Most of us got put on to Post Malone when “White Iverson” hit the internet last February and became one of the biggest songs of 2015. In hindsight, it’s crazy to think that Post only had less than 500 followers on Twitter at the time and had one other song on his SoundCloud (“That’s It”). Even if his sound was hard to pin down to one category, Post was challenged numerous times by Hip Hop purists just based on his look: he rocked braids, had gold teeth, and was a white guy doing it. His authenticity was questioned again when a video surfaced of him wearing tight jean shorts, a chest-baring track jacket, and a colorful bandana singing lyrics to a throwback ‘80s jam, “Why Don’t You Love Me.” Some people believed he was a “culture vulture,” selectively choosing what he likes about the genre and using it to build his reputation as a rapper. Post’s collaborations with Hip Hop’s elite like Kanye West, 50 Cent, French Montana, 2 Chainz, and DJ Drama only supported that he was being uplifted for the wrong reasons.
Months after he publicly defended his Hip Hop validity, Post’s major label debut (courtesy of Republic Records), Stoney, arrived on the same day as J. Cole’s 4 Your Eyez Only and Ab-Soul’s DWTW – two very foundational projects under the #realhiphop banner by comparison. Can Stoney be criticized by the same metrics as Cole and Soul? Or are we ready to accept Post having the foresight to see the evolution of Hip Hop by breaking glass ceilings with other adaptable collaborators? Stoney adds to the canon of releases from Kodie Shane, D.R.A.M., and Rae Sremmurd who are redefining its standards through their curiosity and made directly for a younger audience.
Born in Syracuse, New York before transplanting to Dallas, Texas, Post Malone is a musician who shifts from genre to genre, as he dabbles in pop (“Deja Vu,” “Feel”), country (“Broken Whiskey Glass, “Feeling Whitney”), and Hip Hop made for radio (“Congratulations” and previously released singles “Go Flex” and “Money Made Me Do It”). Stoney contains guests within the same omni-genre orbit as Justin Bieber, Kehlani, Quavo, as well as producers FKi, Illangelo (of The Weeknd fame), and Pharrell offer the album’s moody delicacies and become kindred spirits of Posty’s world.

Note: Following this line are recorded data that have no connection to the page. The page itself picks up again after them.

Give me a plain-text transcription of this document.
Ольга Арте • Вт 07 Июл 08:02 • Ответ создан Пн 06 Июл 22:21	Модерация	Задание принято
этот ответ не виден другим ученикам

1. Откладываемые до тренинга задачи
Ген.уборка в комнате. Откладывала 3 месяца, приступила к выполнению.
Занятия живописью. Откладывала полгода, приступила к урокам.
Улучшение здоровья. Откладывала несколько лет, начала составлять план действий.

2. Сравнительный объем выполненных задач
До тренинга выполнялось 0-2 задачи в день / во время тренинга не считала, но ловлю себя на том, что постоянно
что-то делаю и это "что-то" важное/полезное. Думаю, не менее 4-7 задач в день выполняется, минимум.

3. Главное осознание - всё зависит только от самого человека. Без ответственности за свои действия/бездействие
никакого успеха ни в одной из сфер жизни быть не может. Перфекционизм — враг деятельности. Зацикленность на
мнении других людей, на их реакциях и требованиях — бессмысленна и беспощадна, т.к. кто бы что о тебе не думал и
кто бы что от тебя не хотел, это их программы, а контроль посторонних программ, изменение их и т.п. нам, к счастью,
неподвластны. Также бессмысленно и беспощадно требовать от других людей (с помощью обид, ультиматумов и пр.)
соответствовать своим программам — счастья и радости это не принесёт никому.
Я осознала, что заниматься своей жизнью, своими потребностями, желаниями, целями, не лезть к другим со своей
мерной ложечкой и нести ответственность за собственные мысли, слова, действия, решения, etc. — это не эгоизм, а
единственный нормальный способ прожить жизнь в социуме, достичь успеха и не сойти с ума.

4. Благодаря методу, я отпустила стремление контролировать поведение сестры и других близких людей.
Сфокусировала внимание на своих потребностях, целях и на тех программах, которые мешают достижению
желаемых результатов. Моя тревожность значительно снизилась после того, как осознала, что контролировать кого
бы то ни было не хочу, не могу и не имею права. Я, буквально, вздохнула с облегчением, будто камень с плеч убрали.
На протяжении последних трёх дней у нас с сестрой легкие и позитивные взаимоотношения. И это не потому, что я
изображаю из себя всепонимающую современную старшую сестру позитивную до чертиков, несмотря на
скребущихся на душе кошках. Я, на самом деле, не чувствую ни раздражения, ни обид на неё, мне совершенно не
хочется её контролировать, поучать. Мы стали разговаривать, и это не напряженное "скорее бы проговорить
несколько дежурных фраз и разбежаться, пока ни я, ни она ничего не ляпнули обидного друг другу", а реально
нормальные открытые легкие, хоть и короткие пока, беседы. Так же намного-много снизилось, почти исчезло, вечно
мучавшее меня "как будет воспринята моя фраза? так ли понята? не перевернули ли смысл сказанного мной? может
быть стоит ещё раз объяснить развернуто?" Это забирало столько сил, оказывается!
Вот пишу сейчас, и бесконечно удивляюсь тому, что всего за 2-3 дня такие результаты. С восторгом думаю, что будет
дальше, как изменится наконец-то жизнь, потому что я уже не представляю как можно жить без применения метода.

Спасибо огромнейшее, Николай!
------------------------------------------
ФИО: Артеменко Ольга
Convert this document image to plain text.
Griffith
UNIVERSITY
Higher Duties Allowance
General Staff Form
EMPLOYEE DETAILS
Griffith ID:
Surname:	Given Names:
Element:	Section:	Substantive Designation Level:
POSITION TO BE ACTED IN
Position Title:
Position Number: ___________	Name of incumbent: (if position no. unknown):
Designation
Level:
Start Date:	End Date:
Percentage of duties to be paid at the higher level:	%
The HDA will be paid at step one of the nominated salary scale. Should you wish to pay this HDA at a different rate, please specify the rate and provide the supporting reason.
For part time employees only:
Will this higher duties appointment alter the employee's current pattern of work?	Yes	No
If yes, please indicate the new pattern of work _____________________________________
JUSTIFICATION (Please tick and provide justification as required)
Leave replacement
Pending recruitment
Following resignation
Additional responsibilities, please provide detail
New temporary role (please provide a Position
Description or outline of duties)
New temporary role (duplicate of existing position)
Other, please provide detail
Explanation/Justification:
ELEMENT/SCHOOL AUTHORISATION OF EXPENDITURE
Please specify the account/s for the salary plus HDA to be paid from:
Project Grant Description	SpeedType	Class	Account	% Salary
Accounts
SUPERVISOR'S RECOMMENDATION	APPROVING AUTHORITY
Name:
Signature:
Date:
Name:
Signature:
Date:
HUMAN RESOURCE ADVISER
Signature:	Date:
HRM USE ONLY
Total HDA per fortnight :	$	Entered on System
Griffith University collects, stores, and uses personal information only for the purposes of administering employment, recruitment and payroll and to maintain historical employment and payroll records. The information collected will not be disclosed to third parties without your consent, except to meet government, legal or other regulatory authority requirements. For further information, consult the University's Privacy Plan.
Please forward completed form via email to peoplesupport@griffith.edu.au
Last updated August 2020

Post writes mostly about his emotions while dealing with luxury and fame, even stunting on people who fake flex. He’s also consumed by women, often illustrating himself being intimate with them or having a real connection with a few unnamed sweethearts. In certain reflections, Post’s material can feel empty like he’s calling out for help, but he’ll continue to drown out the world in alcohol (he’s not ashamed to say he needs a Bud Light break in “Yours Truly, Austin Post”) and sipping codeine from broken glasses. “Ice keep pouring and the drink keep flowing/Try to brush it off but it keep on going/Covered in scars but I can’t help show it/Whippin’ in the foreign and tear keeps rollin,” he sings on the break on “I Fall Apart,” which makes you wonder if his pain is actually affecting him or if he’s deliberately creating a lovelorn vibe. Still, he’s growing as an artist, which you can’t really blame on a 21-year-old who resides in L.A. and is inspired by his surroundings. As a full experience, Stoney drags a bit on the lengthy side (especially when the deluxe edition cuts are factored in) and never duplicates its “White Iverson” zenith in terms of musicianship. Yet it still marks a representation of Post surfing life’s unpredictable ups and downs.
Evaluating Stoney through a Hip Hop perspective, one can see why pundits like Taxstone, for example, can see that his album is better than the abundance of rap releases this year. Post is refreshing to hear, an emerging talent who can craft melodic hooks and infectious songs that stick. Especially on “No Option” and “Up There” that shows his potential as a powerhouse on the Billboard Hot 100 charts very soon. During his debut Stoney performance at his album release party in Irving Plaza in New York City was testament to his arrival, as many had hated him initially. If Rae Sremmurd and Gucci Mane’s “Black Beatles” ruling No. 1 for the fifth week is evidence of Hip Hop’s shape-shifting tastes, put Post Malone among the other new wave artists taking us into the future.